Bug #36891 CAST/CONVERT date or datetime to unsigned may lose century information
Submitted: 22 May 2008 18:09 Modified: 22 May 2008 21:32
Reporter: Tim Clark Email Updates:
Status: Not a Bug Impact on me:
None 
Category:MySQL Server: Data Types Severity:S3 (Non-critical)
Version:5.1.24 OS:Any
Assigned to: CPU Architecture:Any
Tags: cast, convert, date, datetime, UNSIGNED

[22 May 2008 18:09] Tim Clark
Description:
Casting a date or datetime value for the first century (years 0001 to 0099) to an unsigned integer and then back to a date/datetime causes the century to become either 19xx or 20xx.

Centuries prior to the 11th century (years 100 to 999) cause the date/datetime to be NULL (with a warning about invalid data).

Centuries from the 11th century on work without any problem.

How to repeat:
WRONG:
mysql> select cast(cast(cast('0019-01-01' as date ) as unsigned ) as date);
+--------------------------------------------------------------+
| cast(cast(cast('0019-01-01' as date ) as unsigned ) as date) |
+--------------------------------------------------------------+
| 2019-01-01                                                   |
+--------------------------------------------------------------+
1 row in set (0.00 sec)

WRONG:
mysql> select cast(cast(cast('874-01-01' as date ) as unsigned ) as date);
+-------------------------------------------------------------+
| cast(cast(cast('874-01-01' as date ) as unsigned ) as date) |
+-------------------------------------------------------------+
| NULL                                                        |
+-------------------------------------------------------------+
1 row in set, 1 warning (0.00 sec)

RIGHT:
mysql> select cast(cast(cast('874-01-01' as date ) as unsigned ) as date);
+-------------------------------------------------------------+
| cast(cast(cast('874-01-01' as date ) as unsigned ) as date) |
+-------------------------------------------------------------+
| NULL                                                        |
+-------------------------------------------------------------+
1 row in set, 1 warning (0.00 sec)

Suggested fix:
Casting a four-digit year should have a consistent behavior.
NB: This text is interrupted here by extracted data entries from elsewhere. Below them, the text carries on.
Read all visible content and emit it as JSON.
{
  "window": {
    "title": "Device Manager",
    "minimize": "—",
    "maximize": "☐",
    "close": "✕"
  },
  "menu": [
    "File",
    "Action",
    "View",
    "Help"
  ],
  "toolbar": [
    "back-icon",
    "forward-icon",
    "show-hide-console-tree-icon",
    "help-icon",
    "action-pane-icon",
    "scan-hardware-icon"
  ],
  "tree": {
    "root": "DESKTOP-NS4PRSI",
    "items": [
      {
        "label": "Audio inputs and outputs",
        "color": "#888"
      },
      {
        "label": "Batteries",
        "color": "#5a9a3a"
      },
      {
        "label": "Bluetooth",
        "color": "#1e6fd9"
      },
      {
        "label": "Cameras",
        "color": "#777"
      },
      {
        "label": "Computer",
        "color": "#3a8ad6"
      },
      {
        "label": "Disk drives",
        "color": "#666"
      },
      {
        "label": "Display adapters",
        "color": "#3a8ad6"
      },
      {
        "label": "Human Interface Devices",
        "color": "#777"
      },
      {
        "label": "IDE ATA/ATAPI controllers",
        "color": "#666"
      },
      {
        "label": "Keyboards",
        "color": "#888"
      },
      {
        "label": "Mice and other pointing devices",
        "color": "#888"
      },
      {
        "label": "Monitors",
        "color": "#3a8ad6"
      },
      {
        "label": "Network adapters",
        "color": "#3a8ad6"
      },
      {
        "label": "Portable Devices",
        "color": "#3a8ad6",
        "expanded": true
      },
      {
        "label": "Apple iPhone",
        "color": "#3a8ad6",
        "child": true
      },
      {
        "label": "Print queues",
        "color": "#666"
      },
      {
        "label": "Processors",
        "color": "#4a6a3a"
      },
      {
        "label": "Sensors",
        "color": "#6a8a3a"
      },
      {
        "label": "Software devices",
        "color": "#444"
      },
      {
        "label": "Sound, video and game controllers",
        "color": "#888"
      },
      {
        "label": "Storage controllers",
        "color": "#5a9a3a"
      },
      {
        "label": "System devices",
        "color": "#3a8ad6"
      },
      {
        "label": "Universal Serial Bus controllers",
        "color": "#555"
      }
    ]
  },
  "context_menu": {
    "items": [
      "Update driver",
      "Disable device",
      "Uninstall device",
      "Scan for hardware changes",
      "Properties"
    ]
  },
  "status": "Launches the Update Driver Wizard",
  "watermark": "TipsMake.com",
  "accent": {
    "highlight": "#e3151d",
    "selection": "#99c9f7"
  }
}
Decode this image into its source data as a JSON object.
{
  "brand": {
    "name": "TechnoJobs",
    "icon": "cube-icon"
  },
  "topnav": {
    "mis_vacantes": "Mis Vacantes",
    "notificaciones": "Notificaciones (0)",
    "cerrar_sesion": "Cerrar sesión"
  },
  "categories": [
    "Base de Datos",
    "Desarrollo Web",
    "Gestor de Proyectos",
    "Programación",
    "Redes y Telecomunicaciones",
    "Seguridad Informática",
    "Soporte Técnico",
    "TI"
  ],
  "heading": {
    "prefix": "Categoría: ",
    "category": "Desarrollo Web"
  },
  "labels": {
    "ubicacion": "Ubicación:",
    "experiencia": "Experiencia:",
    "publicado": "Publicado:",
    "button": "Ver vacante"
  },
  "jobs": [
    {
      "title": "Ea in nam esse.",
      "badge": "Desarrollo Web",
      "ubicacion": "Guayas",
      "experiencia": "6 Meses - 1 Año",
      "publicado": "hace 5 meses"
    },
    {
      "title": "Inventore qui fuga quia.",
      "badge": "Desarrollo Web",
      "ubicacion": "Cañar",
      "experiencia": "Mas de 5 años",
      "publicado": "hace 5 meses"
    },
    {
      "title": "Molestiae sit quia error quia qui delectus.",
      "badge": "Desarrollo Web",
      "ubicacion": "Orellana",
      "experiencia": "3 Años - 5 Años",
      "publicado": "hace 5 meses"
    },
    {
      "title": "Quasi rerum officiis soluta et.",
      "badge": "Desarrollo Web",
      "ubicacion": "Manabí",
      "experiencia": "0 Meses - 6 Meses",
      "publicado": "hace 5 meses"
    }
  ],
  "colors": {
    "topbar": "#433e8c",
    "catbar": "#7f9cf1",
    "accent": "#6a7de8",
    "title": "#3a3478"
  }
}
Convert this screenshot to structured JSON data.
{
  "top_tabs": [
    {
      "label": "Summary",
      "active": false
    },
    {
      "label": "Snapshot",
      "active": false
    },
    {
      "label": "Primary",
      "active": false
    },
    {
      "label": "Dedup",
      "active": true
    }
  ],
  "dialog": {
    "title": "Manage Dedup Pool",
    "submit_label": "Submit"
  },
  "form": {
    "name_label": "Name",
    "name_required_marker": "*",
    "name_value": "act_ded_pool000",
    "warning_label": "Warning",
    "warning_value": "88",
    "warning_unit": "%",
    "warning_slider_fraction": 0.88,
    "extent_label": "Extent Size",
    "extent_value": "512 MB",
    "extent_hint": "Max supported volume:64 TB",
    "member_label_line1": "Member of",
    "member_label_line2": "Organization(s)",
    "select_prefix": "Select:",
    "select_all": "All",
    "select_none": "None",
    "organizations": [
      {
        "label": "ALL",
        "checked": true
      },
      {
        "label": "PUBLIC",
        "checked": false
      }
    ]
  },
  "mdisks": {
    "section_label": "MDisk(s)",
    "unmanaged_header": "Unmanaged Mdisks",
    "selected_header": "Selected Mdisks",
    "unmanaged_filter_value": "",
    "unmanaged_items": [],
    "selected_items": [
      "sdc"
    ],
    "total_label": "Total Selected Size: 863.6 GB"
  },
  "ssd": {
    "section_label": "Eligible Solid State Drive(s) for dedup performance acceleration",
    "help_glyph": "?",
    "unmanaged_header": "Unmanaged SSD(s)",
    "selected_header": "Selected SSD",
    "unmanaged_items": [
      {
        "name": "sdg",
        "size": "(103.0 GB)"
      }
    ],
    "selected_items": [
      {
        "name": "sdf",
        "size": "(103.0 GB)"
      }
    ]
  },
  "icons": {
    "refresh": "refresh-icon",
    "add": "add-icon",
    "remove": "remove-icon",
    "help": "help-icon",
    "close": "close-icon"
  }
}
I realize that the conversion was probably implemented this way in order to allow two digit years, but the inconsistency makes it difficult to use casting on four-digit years.
[22 May 2008 19:13] Sveta Smirnova
According to http://dev.mysql.com/doc/refman/5.1/en/datetime.html dates earlier 1000-01-01 are not supported:

The DATE type is used when you need only a date value, without a time part. MySQL retrieves and displays DATE values in 'YYYY-MM-DD' format. The supported range is '1000-01-01' to '9999-12-31'.

So i close the report as "Not a Bug"
[22 May 2008 20:42] Tim Clark
I'm fine with this being closed as "not a bug", but I'm wondering why some storage engines differ from the documentation listed above. MyISAM and InnoDB both appear to allow dates outside of the "supported range." 

For example:
mysql> create table test (d date) engine=myisam;
Query OK, 0 rows affected (0.03 sec)

mysql> insert into test values ('0018-01-01 00:00:00');
Query OK, 1 row affected (0.02 sec)

mysql> select * from test;
+------------+
| d          |
+------------+
| 0018-01-01 |
+------------+
1 row in set (0.01 sec)

This then leads me to the problem that I described originally:

mysql> select cast(cast(d as unsigned ) as date) from test;
+------------------------------------+
| cast(cast(d as unsigned ) as date) |
+------------------------------------+
| 2018-01-01                         |
+------------------------------------+
1 row in set (0.01 sec)

Obviously there is some inconsistency here. Is the documentation correct? Or is the storage engines' behavior correct?
[22 May 2008 21:21] Paul DuBois
There is a "supported range of values" - in that range, you should get the correct result.

Outside of that range, you might get the right result, but we make no guarantee. In particular, we do not specify that you *will* get an incorrect result. (In practice, you'll get the right result much of the time.)